JAKARTA, KOMPAS.com - Kuasa Hukum Teddy Minahasa, Henry Yosodiningrat mengungkapkan alasan kliennya menunda pemeriksaan terkait kasus narkoba di Divisi Profesi dan Pengaman (Divpropam) Polri Senin (17/10/2022) kemarin.
Henry mengatakan, Teddy sedang sakit gigi dan harus menjalani tindakan pengobatan di Rumah Sakit Polri Kramat Jati.
"Kondisi kesehatannya sangat mengganggu, masalah gigi, itu giginya dicabut," ujar Henry saat ditemui di Pengadilan Negeri Jakarta Selatan, Selasa (18/10/2022).
Pendiri Gerakan Anti Narkoba (Granat) ini menyebut kliennya tidak bisa dipaksa untuk menjalani pemeriksaan lanjutan.
Karena tindakan pencabutan gigi memiliki efek pada syaraf yang menyebabkan sakit kepala.
"Kita enggak tahu dampak setelah dilakukan tindakan itu apakah masih berdenyut-denyut, karena gigi berhubungan dengan syarat kepala harus kita lihat," tutur dia.
Henry menyebut sudah berkoordinasi dengan Divpropam Polri terkait penundaan itu.
Setelah tindakan, ujar Henry, kliennya akan kooperatif melanjutkan pemeriksaan lanjutan.
"Rencananya hari ini diperiksa lanjutan," kata dia.
Adapun sebelumnya, Divpropam Polri menunda pelaksanaan pemeriksaan etik terhadap Irjen Teddy Minahasa.
"Untuk IJP TM pemeriksaan terkait dugaan pelanggaran kode etik diundur," kata Kepala Bagian Penerangan Umum Kombes Nurul Azizah di Mabes Polri, Jakarta, Senin.
Pemeriksaan itu digelar terkait keterlibatan Irjen Teddy dalam kasus narkoba berawal dari laporan masyarakat terkait jaringan peredaran gelap narkoba.
Berangkat dari situ, Polda Metro Jaya pun mengamankan tiga orang dari unsur masyarakat sipil serta menemukan keterlibatan sejumlah polisi, termasuk Teddy.
Atas dugaan tersebut, Divisi Profesi dan Pengamanan (Propam) Polri menjemput dan melakukan pemeriksaan etik dan pidana terhadap Teddy.
Teddy telah ditetapkan sebagai tersangka pada Jumat (15/10/2022) setelah dilakukan pemeriksaan oleh penyidik Polda Metro Jaya pada Kamis (13/10/2022).
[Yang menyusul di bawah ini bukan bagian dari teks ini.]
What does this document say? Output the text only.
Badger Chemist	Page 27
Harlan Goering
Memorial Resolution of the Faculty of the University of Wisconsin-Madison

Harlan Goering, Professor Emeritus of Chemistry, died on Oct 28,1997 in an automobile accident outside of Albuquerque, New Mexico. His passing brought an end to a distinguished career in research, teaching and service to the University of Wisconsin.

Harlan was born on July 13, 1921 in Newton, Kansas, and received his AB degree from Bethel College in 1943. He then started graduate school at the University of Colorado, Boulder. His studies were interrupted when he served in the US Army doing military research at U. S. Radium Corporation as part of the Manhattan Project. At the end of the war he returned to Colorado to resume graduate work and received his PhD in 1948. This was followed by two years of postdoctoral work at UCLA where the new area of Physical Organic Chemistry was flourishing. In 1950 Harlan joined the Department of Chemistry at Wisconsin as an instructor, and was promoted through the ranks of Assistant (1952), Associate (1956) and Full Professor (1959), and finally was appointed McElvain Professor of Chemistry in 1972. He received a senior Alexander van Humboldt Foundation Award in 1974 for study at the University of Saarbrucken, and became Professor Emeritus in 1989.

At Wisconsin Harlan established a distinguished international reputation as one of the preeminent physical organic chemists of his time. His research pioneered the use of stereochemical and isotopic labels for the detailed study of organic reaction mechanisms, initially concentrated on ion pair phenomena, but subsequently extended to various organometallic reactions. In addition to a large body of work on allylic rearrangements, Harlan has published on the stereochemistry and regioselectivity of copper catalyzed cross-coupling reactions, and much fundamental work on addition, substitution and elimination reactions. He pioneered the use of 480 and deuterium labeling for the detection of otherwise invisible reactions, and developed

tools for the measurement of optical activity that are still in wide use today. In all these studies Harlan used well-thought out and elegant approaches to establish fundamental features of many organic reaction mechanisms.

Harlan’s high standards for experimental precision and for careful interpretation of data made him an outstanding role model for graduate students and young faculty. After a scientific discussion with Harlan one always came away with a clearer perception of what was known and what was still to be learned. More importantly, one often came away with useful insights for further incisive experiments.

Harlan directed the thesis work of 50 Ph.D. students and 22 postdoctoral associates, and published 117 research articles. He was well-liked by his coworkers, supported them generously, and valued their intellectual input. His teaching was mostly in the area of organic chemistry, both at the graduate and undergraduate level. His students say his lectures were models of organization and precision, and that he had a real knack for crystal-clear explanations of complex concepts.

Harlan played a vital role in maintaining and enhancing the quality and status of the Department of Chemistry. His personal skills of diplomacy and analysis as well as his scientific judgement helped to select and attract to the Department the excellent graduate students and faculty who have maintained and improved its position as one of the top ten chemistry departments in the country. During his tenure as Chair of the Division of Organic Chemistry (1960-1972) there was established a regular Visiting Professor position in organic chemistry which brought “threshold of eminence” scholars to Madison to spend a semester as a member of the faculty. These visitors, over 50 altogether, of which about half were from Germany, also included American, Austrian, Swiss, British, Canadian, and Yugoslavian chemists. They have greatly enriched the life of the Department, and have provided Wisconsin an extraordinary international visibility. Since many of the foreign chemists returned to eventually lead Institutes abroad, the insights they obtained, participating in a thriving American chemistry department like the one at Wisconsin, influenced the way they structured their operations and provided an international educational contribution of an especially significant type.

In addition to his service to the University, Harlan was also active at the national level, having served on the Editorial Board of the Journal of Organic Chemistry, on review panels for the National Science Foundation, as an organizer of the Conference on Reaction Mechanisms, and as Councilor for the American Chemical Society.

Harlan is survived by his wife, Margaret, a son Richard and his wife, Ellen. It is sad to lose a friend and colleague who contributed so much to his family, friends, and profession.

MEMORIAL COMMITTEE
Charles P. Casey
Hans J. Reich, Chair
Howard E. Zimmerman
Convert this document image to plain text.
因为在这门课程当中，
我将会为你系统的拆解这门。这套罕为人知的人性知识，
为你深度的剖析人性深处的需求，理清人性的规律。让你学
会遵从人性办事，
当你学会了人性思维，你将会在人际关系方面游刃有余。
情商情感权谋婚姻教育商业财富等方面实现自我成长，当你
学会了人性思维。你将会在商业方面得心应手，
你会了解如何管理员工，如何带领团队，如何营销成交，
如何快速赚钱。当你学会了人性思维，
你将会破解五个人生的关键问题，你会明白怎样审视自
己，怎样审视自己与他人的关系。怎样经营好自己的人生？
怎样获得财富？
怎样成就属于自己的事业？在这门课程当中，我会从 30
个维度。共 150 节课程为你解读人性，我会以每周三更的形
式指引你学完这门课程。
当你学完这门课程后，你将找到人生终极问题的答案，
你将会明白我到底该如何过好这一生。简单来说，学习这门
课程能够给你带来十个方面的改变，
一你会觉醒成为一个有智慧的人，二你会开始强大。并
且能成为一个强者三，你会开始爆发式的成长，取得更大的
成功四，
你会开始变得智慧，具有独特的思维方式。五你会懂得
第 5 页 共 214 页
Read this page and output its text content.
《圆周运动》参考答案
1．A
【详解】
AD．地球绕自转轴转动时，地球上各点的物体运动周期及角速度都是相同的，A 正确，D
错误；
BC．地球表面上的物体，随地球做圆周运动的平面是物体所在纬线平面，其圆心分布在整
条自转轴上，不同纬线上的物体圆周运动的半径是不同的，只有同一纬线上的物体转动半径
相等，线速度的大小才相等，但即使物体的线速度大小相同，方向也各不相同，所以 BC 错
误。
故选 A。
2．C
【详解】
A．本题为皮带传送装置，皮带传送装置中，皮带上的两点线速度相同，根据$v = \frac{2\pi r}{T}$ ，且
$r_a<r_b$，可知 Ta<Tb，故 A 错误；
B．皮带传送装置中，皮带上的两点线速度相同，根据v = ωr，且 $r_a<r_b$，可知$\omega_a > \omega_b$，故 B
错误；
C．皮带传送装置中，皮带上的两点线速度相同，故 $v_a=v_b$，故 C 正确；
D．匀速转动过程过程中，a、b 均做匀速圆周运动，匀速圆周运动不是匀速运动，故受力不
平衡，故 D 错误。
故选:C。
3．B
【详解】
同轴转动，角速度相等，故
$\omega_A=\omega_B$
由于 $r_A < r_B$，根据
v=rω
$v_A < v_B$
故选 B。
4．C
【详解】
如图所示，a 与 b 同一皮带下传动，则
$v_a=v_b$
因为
Ia dijerat dengan Pasal 114 Ayat 2 subsider Pasal 112 Ayat 2, juncto Pasal 132 Ayat 1, juncto Pasal 55 Undang-Undang Nomor 35 Tahun 2009 dengan ancaman hukuman maksimal hukuman mati dan hukuman minimal 20 tahun.
Simak breaking news dan berita pilihan kami langsung di ponselmu. Pilih saluran andalanmu akses berita Kompas.com WhatsApp Channel : https://www.whatsapp.com/channel/0029VaFPbedBPzjZrk13HO3D. Pastikan kamu sudah install aplikasi WhatsApp ya.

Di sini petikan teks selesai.